Supplements provide a way to boost the number and efficiency of plasmalogens and warding off dementia in the elderly, Dr. Goodenowe says, by maintaining a proper cell level so that the lipids produce their own plasmalogens. Another strategy is to practice intermittent fasting, he explains, because it can help control fat metabolism. He also recommends a balanced diet and the consumption of animal fat to build plasmalogen and stave off dementia. Other bodily processes that can spur dementia, such as brain shrinkage, amyloid plagues, and neurofibrillary tangles, also can be measured and controlled, according to Dr. Goodenowe. In fact, brain shrinkage is impacted by plasmalogens, Dr. Goodenowe asserts. When the brain shrinks, it loses lipids, and one critical lipid it loses is plasmalogen.

Dr. Goodenowe says that individuals with high plasmalogens live and function longer — by about 30 years — than those with low plasmalogens. In fact, he contends, plasmalogens are a better indicator of longevity than age.
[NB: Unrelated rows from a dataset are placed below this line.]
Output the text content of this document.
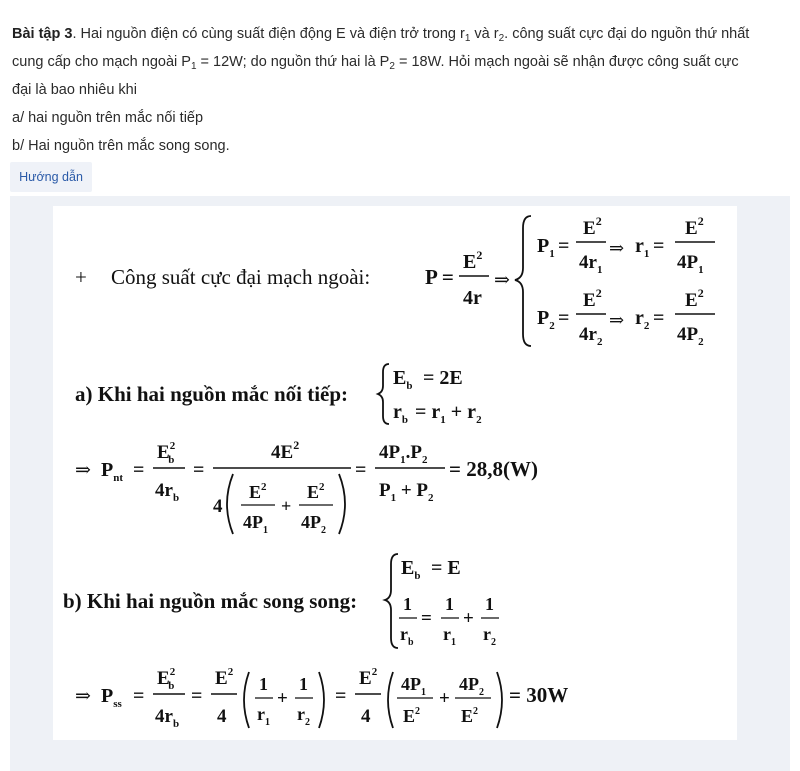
Bài tập 3. Hai nguồn điện có cùng suất điện động E và điện trở trong $r_1$ và $r_2$. công suất cực đại do nguồn thứ nhất
cung cấp cho mạch ngoài $P_1 = 12W$; do nguồn thứ hai là $P_2 = 18W$. Hỏi mạch ngoài sẽ nhận được công suất cực
đại là bao nhiêu khi
a/ hai nguồn trên mắc nối tiếp
b/ Hai nguồn trên mắc song song.
Hướng dẫn
+ Công suất cực đại mạch ngoài:	P =
$E^2$
4r
⇒
$P_1$ =
$E^2$
$4r_1$
⇒ $r_1$ =
$E^2$
$4P_1$
$P_2$ =
$E^2$
$4r_2$
⇒ $r_2$ =
$E^2$
$4P_2$
a) Khi hai nguồn mắc nối tiếp:
$E_b = 2E$
$r_b = r_1 + r_2$
⇒ $P_{nt}$ =
$E^2$ b
$4r_b$
=
$4E^2$
4
$E^2$
$4P_1$
+
$E^2$
$4P_2$
=
$4P_1.P_2$
$P_1 + P_2$
= 28,8(W)
b) Khi hai nguồn mắc song song:
$E_b = E$
1
$r_b$
=
1
$r_1$
+
1
$r_2$
⇒ $P_{ss}$ =
$E^2$ b
$4r_b$
=
$E^2$
4
1
$r_1$
+
1
$r_2$
=
$E^2$
4
$4P_1$
$E^2$
+
$4P_2$
$E^2$
= 30W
People can overcome the potential impact of their genes, Dr. Goodenowe maintains — even when someone has APOE4, the gene scientists say carries the greatest risk for dementia. One of the plasmalogens’ many functions is to regulate cholesterol, and as humans age, and their plasmalogens become deficient, they are less able to export cholesterol, a condition that is more acute in those with the APOE4 gene. When an APOE4 carrier ages, it can lead to higher cholesterol in the membranes, which has an impact on the amyloid pathway. Amyloid plaque can form in the brain, which can lead to synapse dysfunction and dementia.

People can measure their plasmalogens through blood tests. Dr. Goodenowe’s company, Prodrome sciences, does offer such testing. You can learn more at Dr. Goodenowe says the key is to check plasmalogens in relation to other molecules in your body. You want your plasmalogen level to be higher than the non-plasmalogen level, he points out, because it helps maintain the body’s cells.

“When membranes become deficient in plasmalogens from the neurological perspective, you get an impairment of synaptic function, and that, of course, is reducing neurological function.”
Dr. Dayan Goodenowe

About Dr. Dayan Goodenowe

Dr. Goodenowe received his PhD. in medicine from the University of Alberta in 1994 and began his research into the biochemical mechanisms of disease in 1990. His curiosity about the biochemistry of life is as insatiable today as it was three decades ago. In those 30 years, Dr. Goodenowe invented and developed advanced diagnostic and bioinformatic technologies, designed and manufactured novel biochemical precursors, and identified biochemical prodromes of numerous diseases. Among those diseases were Alzheimer’s and dementia, Parkinson’s disease, multiple sclerosis, stroke, autism, amyotrophic lateral sclerosis (ALS), schizophrenia, bipolar disorder, depression, and cancers of the colon, pancreas, ovary, breast, lung, kidney, liver, and stomach. And he is just getting warmed up. Dr. Goodenowe is now going beyond disease. His new focus is to defeat the entropy of aging by creating strategic biochemical reserve capacity so that the human body can maintain the physical and biological functions of life indefinitely and without disease.